«L' un de mes premiers souvenirs remonterait (...) à ma deuxième année. Je peux encore voir, très clairement, la scène suivante (...). J'étais assis dans ma poussette, que ma nurse promenait le long des Champs-Elysées, lorsqu'un homme essaya de me kidnapper. Je fus retenu par la sangle de la poussette ; la nurse s'interposa bravement entre le voleur et moi. Elle fut quelque peu égratignée, et je peux encore voir vaguement les marques sur son visage... » Ce souvenir de Jean Piaget 1 montre qu'un souvenir peut être vivace, riche en détails... et pourtant, ne correspondre à aucune réalité. En effet, poursuit l'auteur, « vers l'âge de quinze ans, mes parents reçurent une lettre de mon ancienne nurse (...) : elle voulait confesser ses fautes passées, et particulièrement rendre la montre qu'elle avait reçue en récompense (...). Elle avait inventé toute l'histoire (...). J'avais donc entendu, enfant, ce récit, que mes parents croyaient, et l'avais projeté dans le passé sous la forme d'un souvenir visuel. »
Dès la première moitié de ce siècle, les recherches de Sir Frederick Bartlett, d'Allport et de Postman, ont montré que la mémoire ne se contente pas de stocker les souvenirs et de les restituer tels quels, mais qu'elle les construit, puis les transforme, dans trois directions : la simplification (de nombreux détails disparaissent), l'accentuation (les détails les plus importants pour le sujet sont majorés : un bosquet devient une forêt), et la cohérence, c'est-à-dire la tendance du sujet à donner un sens à ses souvenirs.
Ces constatations portent sur la mémoire ordinaire ; mais, à la fin du xixe siècle, des psychologues cliniciens - Janet, et surtout Freud - découvrent la mémoire refoulée. En 1896, dans Etiologie de l'hystérie, Freud expose sa théorie, selon laquelle les troubles de ses patientes seraient dus à des violences sexuelles subies dans l'enfance, qu'elles avaient oubliées, mais dont le souvenir resurgit en cours de thérapie. Dix-huit mois plus tard, il révise ses vues : les violences sexuelles ne sont pas réelles ; ce sont des fantasmes nés de pulsions refoulées. Il n'importe : la notion de refoulement est née, et elle connaîtra la fortune que l'on sait.

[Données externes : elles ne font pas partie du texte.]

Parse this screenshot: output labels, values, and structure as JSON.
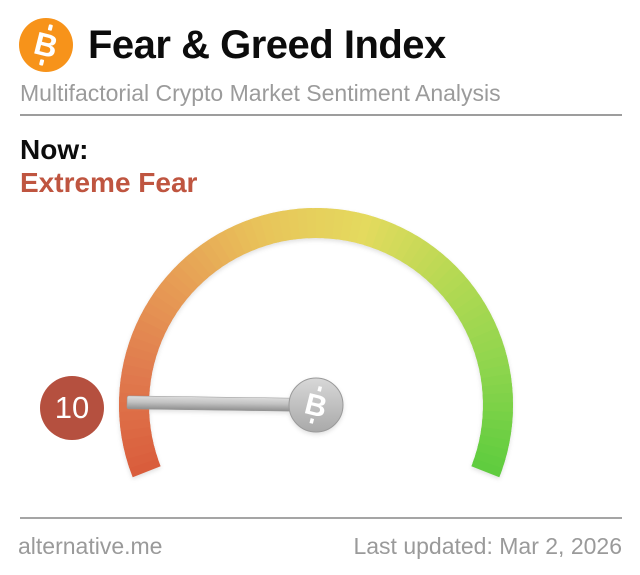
{
  "header": {
    "title": "Fear & Greed Index",
    "subtitle": "Multifactorial Crypto Market Sentiment Analysis",
    "logo_color": "#f7931a"
  },
  "icons": {
    "bitcoin_letter": "B"
  },
  "status": {
    "now_label": "Now:",
    "sentiment": "Extreme Fear",
    "sentiment_color": "#bf5540"
  },
  "chart_data": {
    "type": "gauge",
    "value": 10,
    "min": 0,
    "max": 100,
    "classification": "Extreme Fear",
    "start_angle_deg": 201.5,
    "end_angle_deg": -21.5,
    "arc_colors": [
      "#d95b3b",
      "#e07a4e",
      "#e79d55",
      "#e8c45a",
      "#e4da5e",
      "#b5d953",
      "#8dd54d",
      "#5ecc3e"
    ],
    "needle_color_top": "#dcdcdc",
    "needle_color_bottom": "#8f8f8f",
    "hub_color_top": "#d8d8d8",
    "hub_color_bottom": "#a9a9a9",
    "badge": {
      "label": "10",
      "color": "#b5503f",
      "text_color": "#ffffff"
    }
  },
  "footer": {
    "site": "alternative.me",
    "last_updated": "Last updated: Mar 2, 2026"
  }
}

En 1962, aux Etats-Unis, la publication d'un article sur « le syndrome des enfants battus » provoque une grande émotion. On ne parle d'abord que de violences ; mais rapidement, on ajoute « violences sexuelles », puis « inceste ». Or, en même temps, le mouvement féministe, en plein essor, pousse les femmes battues, ou déprimées, à chercher de l'aide. Elles se tournent vers des psys ; et que découvrent-elles ? Qu'elles ont été victimes, au cours de l'enfance, de violences sexuelles dont elles avaient refoulé le souvenir.
Une troisième catégorie de victimes ne tarde pas à faire son apparition. En 1973 paraît Sybil 2, qui raconte l'histoire (vraie) d'une jeune femme qui, souffrant de trous de mémoire, s'adresse à une psychanalyste, Cornelia Wilbur. Celle-ci découvre que Sybil héberge, à son insu, seize personnalités différentes... Ces « alters », comme on les appelle aujourd'hui, se seraient dissociés de la personnalité principale - Sybil - afin de protéger celle-ci contre le souvenir des mauvais traitements, notamment d'ordre sexuel, infligés depuis sa plus tendre enfance par une mère schizophrène.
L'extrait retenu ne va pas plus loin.